IN THIS ONE... Ghostly soldiers start to manifest and share their experiences all over the train station.
REVIEW: The station's ghost is revealed as a WWI soldier, but soon, others join him - a WWII submariner, a fighter pilot, and others - and what they have in common is that they all left for war from these tracks. Worse, they were told they were heroes, when all they were was cannon fodder. The resentment Sapphire perceives from him/them comes from these dashed and fatal expectations. The idea that the Enemy - whatever it is - is using the station as a "recruiting center" is a good one, though we could equally wonder if there IS an Enemy, or whether 20th-century history caused the traumatic conditions that enabled these temporal echoes from piercing the veil. Tully the ghost investigator doesn't see flower-bearing soldiers as "evil", but it's that contradiction, whether we want to call it killer/victim or hero/exile, that's the root of this evil. They died having been lied to, and have come for revenge. The Enemy uses thoses kinds of emotions, using them to draw the dead from the ether (or atmophere, as Steel calls it). There's a metaphor there; drafted soldiers effectively standing in for "recruited dead". They signed their lives over when they joined the military.

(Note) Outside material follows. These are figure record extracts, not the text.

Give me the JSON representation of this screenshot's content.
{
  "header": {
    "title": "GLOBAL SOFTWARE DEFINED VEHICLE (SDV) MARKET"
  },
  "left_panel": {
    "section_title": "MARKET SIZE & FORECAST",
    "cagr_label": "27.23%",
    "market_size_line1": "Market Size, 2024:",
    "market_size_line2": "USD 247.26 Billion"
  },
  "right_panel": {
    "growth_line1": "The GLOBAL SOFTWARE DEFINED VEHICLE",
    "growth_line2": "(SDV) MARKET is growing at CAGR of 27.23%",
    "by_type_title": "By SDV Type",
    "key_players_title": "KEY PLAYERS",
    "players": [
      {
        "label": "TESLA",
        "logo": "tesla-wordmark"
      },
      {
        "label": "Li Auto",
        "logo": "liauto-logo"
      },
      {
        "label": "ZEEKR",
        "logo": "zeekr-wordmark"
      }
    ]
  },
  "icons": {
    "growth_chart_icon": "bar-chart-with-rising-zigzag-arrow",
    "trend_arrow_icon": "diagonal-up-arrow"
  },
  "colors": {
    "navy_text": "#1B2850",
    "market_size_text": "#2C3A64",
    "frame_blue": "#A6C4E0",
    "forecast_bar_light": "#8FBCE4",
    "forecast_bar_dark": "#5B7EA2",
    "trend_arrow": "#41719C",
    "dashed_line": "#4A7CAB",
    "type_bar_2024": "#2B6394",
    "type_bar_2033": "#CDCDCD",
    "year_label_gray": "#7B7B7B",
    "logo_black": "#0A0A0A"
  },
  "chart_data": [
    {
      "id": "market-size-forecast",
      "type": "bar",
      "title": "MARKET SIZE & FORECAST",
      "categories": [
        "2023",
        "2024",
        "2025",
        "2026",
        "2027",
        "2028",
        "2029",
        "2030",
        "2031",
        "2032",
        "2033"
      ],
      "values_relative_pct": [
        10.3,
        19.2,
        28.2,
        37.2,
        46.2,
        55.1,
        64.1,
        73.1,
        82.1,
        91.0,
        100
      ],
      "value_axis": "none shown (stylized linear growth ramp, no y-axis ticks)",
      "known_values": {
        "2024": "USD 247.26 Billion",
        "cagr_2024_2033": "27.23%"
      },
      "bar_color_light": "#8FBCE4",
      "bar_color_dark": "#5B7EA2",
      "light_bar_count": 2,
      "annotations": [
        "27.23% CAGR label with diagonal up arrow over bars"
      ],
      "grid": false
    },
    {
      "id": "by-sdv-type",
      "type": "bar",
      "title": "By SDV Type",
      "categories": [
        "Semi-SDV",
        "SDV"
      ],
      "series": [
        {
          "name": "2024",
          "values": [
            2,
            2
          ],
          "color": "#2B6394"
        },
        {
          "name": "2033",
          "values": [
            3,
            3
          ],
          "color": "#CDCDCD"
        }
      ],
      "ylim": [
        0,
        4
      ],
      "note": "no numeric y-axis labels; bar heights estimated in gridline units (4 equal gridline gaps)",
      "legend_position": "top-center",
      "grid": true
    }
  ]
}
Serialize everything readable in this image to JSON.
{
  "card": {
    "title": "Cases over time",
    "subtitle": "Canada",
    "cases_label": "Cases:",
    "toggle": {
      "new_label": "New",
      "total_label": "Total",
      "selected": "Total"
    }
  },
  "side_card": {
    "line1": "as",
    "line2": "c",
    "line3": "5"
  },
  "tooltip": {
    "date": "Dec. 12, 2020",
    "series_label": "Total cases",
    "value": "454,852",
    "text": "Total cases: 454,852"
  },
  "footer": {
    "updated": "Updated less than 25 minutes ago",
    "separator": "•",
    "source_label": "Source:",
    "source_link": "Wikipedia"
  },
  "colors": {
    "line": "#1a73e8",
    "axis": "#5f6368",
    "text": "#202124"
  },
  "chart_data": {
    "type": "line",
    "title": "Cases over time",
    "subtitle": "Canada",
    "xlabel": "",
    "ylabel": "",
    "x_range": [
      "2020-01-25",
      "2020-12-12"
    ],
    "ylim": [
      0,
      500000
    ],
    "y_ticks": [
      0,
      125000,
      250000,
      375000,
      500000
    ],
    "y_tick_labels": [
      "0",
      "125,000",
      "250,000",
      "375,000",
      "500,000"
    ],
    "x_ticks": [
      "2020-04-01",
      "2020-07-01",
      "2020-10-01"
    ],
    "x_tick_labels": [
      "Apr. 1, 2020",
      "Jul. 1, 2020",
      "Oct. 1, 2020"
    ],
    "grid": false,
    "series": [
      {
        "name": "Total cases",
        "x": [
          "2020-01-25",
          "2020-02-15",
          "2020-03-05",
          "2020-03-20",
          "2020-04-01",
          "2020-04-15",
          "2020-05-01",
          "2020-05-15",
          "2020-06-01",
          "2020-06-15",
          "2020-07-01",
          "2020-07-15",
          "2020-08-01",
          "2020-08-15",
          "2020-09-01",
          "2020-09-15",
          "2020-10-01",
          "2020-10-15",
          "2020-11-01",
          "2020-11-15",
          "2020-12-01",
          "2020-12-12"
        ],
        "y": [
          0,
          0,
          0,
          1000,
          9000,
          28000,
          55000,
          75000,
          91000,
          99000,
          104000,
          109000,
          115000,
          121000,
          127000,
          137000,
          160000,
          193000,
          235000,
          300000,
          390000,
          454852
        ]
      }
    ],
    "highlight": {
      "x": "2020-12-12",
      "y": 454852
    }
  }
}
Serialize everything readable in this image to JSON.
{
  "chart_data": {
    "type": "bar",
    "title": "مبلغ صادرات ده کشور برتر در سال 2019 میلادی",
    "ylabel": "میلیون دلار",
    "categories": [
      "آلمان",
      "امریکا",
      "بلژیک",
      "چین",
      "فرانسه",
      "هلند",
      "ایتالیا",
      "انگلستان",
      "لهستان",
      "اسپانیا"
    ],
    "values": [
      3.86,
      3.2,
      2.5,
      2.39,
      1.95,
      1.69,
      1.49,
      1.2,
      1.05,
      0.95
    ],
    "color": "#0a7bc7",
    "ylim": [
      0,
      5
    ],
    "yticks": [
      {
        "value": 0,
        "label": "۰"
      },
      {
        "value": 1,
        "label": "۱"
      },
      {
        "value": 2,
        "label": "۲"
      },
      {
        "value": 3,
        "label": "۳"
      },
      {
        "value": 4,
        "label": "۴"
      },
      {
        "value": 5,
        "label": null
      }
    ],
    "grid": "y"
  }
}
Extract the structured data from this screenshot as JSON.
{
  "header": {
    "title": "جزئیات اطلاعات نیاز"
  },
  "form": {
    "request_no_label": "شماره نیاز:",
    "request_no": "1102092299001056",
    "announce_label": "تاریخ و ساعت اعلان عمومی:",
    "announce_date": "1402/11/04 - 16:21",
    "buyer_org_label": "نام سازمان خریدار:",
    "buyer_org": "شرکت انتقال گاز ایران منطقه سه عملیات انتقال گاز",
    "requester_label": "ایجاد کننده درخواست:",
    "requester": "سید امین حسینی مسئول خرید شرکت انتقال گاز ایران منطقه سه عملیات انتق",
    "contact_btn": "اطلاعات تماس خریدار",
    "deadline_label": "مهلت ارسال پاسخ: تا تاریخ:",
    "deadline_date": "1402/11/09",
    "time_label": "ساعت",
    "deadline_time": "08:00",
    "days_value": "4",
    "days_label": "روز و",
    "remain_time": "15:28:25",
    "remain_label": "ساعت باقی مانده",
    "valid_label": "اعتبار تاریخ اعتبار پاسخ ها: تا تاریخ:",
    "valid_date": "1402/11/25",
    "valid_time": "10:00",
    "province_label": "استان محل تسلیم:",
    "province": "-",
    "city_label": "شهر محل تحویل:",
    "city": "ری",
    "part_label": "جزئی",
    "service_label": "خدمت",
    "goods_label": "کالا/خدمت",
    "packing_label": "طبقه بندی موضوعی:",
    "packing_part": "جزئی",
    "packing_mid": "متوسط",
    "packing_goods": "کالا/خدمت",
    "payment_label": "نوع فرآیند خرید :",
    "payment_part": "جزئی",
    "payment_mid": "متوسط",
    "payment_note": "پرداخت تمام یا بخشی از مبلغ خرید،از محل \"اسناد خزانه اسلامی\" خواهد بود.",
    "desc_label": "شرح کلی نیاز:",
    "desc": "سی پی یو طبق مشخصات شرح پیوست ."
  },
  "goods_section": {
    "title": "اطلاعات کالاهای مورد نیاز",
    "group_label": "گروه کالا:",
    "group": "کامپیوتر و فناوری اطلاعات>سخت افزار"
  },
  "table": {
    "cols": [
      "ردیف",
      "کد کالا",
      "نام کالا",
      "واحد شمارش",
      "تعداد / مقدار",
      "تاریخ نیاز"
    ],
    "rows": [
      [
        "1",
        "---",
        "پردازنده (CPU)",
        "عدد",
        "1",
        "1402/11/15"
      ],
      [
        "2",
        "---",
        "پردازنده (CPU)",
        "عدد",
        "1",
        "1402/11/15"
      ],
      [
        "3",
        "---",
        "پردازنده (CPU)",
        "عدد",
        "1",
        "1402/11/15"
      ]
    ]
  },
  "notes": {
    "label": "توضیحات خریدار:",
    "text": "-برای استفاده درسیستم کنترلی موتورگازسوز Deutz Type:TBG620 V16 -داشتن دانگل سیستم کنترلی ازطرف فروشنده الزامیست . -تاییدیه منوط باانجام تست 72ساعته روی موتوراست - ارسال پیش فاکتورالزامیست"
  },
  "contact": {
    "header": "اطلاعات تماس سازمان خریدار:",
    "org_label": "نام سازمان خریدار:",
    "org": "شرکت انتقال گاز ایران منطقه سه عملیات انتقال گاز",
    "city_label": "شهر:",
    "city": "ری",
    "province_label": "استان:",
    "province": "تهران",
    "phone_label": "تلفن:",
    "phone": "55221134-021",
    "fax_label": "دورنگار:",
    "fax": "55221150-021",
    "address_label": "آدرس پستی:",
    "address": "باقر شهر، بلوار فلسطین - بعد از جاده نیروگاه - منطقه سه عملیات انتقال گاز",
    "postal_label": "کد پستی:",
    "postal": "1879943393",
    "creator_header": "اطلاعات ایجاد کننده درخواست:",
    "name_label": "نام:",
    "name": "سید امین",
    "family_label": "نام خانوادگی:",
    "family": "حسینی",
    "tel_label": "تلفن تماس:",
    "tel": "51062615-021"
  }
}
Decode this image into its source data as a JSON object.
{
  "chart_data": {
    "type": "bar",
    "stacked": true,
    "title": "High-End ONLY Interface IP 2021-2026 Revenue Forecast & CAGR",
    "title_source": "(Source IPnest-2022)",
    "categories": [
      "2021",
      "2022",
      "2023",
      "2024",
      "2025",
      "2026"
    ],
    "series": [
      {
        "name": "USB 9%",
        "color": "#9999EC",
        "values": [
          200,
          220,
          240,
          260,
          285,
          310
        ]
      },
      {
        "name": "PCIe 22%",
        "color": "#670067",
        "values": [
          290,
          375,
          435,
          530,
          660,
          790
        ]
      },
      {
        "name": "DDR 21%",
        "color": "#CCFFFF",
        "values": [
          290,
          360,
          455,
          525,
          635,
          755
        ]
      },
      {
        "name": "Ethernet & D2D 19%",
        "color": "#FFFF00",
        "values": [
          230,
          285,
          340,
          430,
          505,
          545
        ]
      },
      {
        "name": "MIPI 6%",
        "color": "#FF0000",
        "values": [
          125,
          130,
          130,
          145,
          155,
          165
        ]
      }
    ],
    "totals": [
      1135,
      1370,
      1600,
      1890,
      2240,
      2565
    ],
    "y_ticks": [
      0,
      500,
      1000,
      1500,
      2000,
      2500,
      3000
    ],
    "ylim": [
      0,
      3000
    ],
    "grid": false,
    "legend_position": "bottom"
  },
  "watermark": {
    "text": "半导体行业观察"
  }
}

The ghosts' motivations are understood much in the same way this entire world is. Early on, we have Sapphire essentially describing the station in war time through dialog alone. Temperatures, sounds, feelings, opening this world up for the audience in a cheap, but evocative way. The ghosts' motives must be understood the same way, with Sapphire (and eventually, Steel, drawn in as more soldiers show up, and now able to see and hear everything) forced to describe what's going on as she plays a role selected by whichever ghost. The soldier wants her to participate in the actions that harmed him, in her case, she must be part of the crowd wishing the boys a fond and patriotic farewell. Is it so she can share in the guilt? Or is it merely the phantom's only means of communication, bringing a part of the past into the present. The latter seems more likely from Steel's experience, a memorable sequence where he becomes a pilot and the room tips forward dramatically like a crashing airplane. This vision isn't about guilt, but about sharing the experience. It's also perhaps part of a time trap. If our heroes get lost in those experiences, they may be taken to the ether and lost. We're never really sure.
While we wait for answers, we can enjoy the atmosphere - from menacing satchels to voices whimpering about dying at the bottom of the sea - in what is still undoubtedly one of the most fast-moving episodes of Sapphire & Steel yet. Steel's plain crash in a cloud-filled room is practically an action scene!
REWATCHABILITY: Medium-High - The mystery deepens, Tully doesn't get in the way as much, and it ends with a memorable crash.